At 4800rpm's with a 16 pin harvester sprocket i should be around 5000 fpm.Is that adequate for ripping chain?


----------



## slabmaster (Jan 25, 2009)

That seems slow,Ripping chain will cut at any speed though.Just slower at that rpm.


----------



## BlueRider (Jan 26, 2009)

bstall said:


> At 4800rpm's with a 16 pin harvester sprocket i should be around 5000 fpm.Is that adequate for ripping chain?



That sounds like it should work. you didn't mention what pitch chain you will use and that will affect the chain speed. .404 will spin faster than .375 on pin sprockets with the same noumber of pins. also when you double the speed of a motor with a pully you reduce the torque at the final drive by half. An 090 with .404 and an 8 pin sprocket has a chain speed of only 3500 fpm so your speed of 5000 on a mill with high torque should rip through the wood at a nice speed. My 075 has a chain speed only slightly faster and no one here is milling with a csm with a chain speed much over 6000 fpm. Also keep in mind these are all calculated speeds based on max rpm of the saw with no load. It would be interesting to get some rpm noumbers with a tach while milling and start comparing the different saws.

It might be worth talking to someone with a lucas to find out what the chain speed on a lucas slabing atachment is. 

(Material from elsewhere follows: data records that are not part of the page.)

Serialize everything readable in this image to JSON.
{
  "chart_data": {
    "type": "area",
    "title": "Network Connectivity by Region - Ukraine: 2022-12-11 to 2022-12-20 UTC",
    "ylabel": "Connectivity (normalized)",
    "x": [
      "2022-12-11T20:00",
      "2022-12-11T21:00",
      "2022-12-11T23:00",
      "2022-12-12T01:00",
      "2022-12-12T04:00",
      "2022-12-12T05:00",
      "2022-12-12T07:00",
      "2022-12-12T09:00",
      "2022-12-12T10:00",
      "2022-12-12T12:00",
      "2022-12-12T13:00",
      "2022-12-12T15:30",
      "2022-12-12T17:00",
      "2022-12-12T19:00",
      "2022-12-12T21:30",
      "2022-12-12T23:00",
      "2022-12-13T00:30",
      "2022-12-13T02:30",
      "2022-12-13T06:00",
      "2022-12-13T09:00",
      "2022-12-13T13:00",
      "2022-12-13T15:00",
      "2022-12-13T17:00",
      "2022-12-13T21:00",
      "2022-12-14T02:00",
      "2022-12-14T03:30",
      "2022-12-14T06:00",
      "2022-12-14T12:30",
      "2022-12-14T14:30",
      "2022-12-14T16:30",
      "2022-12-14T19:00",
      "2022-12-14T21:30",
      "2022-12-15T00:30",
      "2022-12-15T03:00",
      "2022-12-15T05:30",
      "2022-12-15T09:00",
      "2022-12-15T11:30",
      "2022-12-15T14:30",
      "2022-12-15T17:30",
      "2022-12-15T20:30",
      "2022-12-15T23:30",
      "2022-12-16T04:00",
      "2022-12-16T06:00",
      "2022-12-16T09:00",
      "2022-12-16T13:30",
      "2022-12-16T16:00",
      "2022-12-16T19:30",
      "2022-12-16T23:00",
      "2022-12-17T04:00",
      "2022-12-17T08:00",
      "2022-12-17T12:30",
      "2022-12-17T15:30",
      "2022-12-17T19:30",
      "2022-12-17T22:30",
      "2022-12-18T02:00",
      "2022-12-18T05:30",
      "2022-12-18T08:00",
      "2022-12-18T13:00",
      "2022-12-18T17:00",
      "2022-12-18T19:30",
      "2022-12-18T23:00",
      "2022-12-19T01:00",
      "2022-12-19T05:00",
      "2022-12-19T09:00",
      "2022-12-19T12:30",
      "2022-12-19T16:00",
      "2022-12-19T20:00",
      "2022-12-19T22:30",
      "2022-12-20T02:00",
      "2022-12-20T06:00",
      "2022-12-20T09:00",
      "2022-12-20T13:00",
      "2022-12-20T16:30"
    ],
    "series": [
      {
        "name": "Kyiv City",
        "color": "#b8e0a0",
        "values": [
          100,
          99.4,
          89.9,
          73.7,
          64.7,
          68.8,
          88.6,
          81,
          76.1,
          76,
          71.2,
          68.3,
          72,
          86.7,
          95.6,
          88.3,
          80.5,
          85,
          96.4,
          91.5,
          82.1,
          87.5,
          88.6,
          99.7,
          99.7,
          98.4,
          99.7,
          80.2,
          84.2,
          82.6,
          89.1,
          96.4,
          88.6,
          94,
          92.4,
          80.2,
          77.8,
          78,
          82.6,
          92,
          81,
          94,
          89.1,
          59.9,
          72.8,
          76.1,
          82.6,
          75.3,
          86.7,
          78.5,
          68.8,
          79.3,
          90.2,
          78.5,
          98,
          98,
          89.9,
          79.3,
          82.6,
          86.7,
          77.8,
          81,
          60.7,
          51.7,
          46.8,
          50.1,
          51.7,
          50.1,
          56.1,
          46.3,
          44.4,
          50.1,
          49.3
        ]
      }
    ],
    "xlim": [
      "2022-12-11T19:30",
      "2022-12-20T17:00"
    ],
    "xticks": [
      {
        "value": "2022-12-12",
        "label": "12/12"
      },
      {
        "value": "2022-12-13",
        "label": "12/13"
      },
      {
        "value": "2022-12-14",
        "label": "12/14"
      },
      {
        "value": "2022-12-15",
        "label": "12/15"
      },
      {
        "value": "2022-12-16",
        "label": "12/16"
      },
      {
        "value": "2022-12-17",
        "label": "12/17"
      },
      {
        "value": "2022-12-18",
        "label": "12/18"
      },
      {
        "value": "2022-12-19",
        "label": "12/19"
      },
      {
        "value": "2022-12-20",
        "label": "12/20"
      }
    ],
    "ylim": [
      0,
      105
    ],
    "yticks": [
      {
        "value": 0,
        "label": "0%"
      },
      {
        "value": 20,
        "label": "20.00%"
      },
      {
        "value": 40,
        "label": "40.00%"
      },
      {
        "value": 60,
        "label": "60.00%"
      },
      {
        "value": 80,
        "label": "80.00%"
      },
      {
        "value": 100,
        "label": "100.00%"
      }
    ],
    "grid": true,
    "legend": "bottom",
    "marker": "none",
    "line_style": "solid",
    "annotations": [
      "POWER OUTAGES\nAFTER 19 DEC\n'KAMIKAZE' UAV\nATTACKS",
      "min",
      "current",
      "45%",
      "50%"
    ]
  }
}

one of the things that will limit your cutting is the design of the chain you have to allow for the removal of the swarf. Lucas has addresed this by going to a skip style ripping chain with a reduced raker. I would be reluctant to use anything less than .404, your set up should have the power to pull the larger chain with no loss of speed.


----------



## bobsreturn (Jul 4, 2009)

i was told by the lucas rep that only the 6in mill has a high chain speed the others are slower as the circular blade speed has to be right . the slabbers use a harvester sprocket ,looked to be on the crankshaft ? and certainly cut slabs well ,as did the 10in mill that runs slower . would pay to check out the lucas mills if you wish to build a slabber .mate has a peterson slabber 24 hp and 6ft bar , thats a slabber . he mainly uses a bandsaw mill now as its all hydraulic . a lot quicker ,but more fiddly . happy cutting bob


----------